To explore the associations between candidate genes and other phenotypes, we conducted a phenotype scanning analysis by searching through previous GWAS to uncover links between the identified genes and various traits. This analysis utilized both the “phenoscanner” tool and the study by Kamat et al. [42]. An SNP was classified as pleiotropic if it met the following criteria: (a) the association achieved genome-wide significance (P < 5.00 × 10−8); (b) the GWAS was conducted in a population of European descent; and (c) the SNPs were associated with known risk factors of CVD, encompassing metabolic traits, proteins, and clinical characteristics. Ultimately, we ranked the genes based on their P values, prioritizing those with strong associations to CVD and its comorbidities.
To assess the “novelty” and “potential” of our priority targets, we devised a scoring system inspired by previous methodologies [43,44]. This system encompasses 6 criteria, with the overall score being the aggregate of the criteria met: (a) genes deemed significant from GWAS of CVD, exhibiting OR ≥ 1.05 or ≤ 0.95 and P ≤ 0.01; (b) genes derived significant from colocalization analysis of CVD, exhibiting PH4 value > 0.8; (c) genes prioritized through an extensive PubMed literature review; (d) genes identified as significant in CVD or their associated complications; (d) phenotypes linked to CVD or related complications, obtained via gene-based PheWAS with P < 5.00 × 10−8; and (e) genes annotated as therapeutic targets in databases like DrugBank [15], ChEMBL [16], and The Human Protein Atlas [17]. Targets fulfilling 4 of these criteria were classified as high potential, while those not meeting this benchmark were regarded as relatively novel and less studied. Targeted drugs were selected based on their associations with the identified targets in DrugBank and ChEMBL, prioritizing those with direct target action and clinical development stages: marketed products, phase III trials, phase II trials, phase I trials, and preclinical studies. Consequently, we identified preferred drug targets and potential targeted therapeutic agents.

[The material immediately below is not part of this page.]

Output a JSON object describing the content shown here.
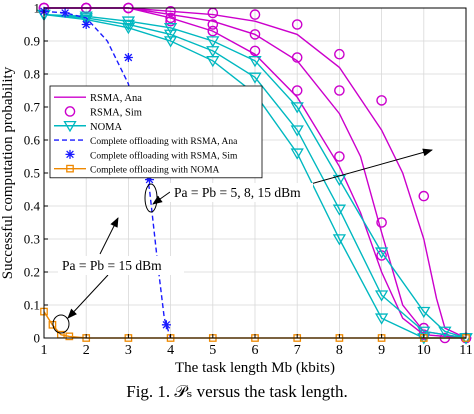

In the present investigation, aimed at assessing the predictive capacity of candidate targets for disease, we derived the relative abundance of each target from serum proteome data encompassing 30 subjects with CVD and an equal number of healthy controls. Utilizing this dataset, we applied the previously documented Extreme Gradient Boosting (XGBoost) machine learning technique for constructing predictive models [45]. The samples were randomly partitioned into training and test subsets at a 0.6 ratio. For parameter tuning, we used the R package “caret” [46], initiating with a grid that encompassed 100 iterations, a depth constraint of 6, a learning rate (η) of 0.1, a minimum loss reduction threshold before node splitting of 0.1, a feature sampling fraction of 80%, a minimum sum of weights for child nodes set to 3, a sampling fraction of 80%, and several other parameters. Upon optimization, we computed various metrics, such as accuracy and precision, for both training and evaluation datasets. ElasticNet regression emerged as the top performer in terms of the area under the curve (AUC) on cross-validated training data, and the receiver operating characteristic (ROC) curve was depicted using the R package “pROC” [47]. The significance of individual proteins within the ElasticNet model was deduced directly from their respective weights, while the SHAP [48] values for pivotal features were visualized with the R package “shapviz”. Furthermore, a confusion matrix was produced with the aid of the R package “ggplot2” [49]. The entire machine learning workflow was executed in RStudio (2024.04.2+764) utilizing R version 4.3.3.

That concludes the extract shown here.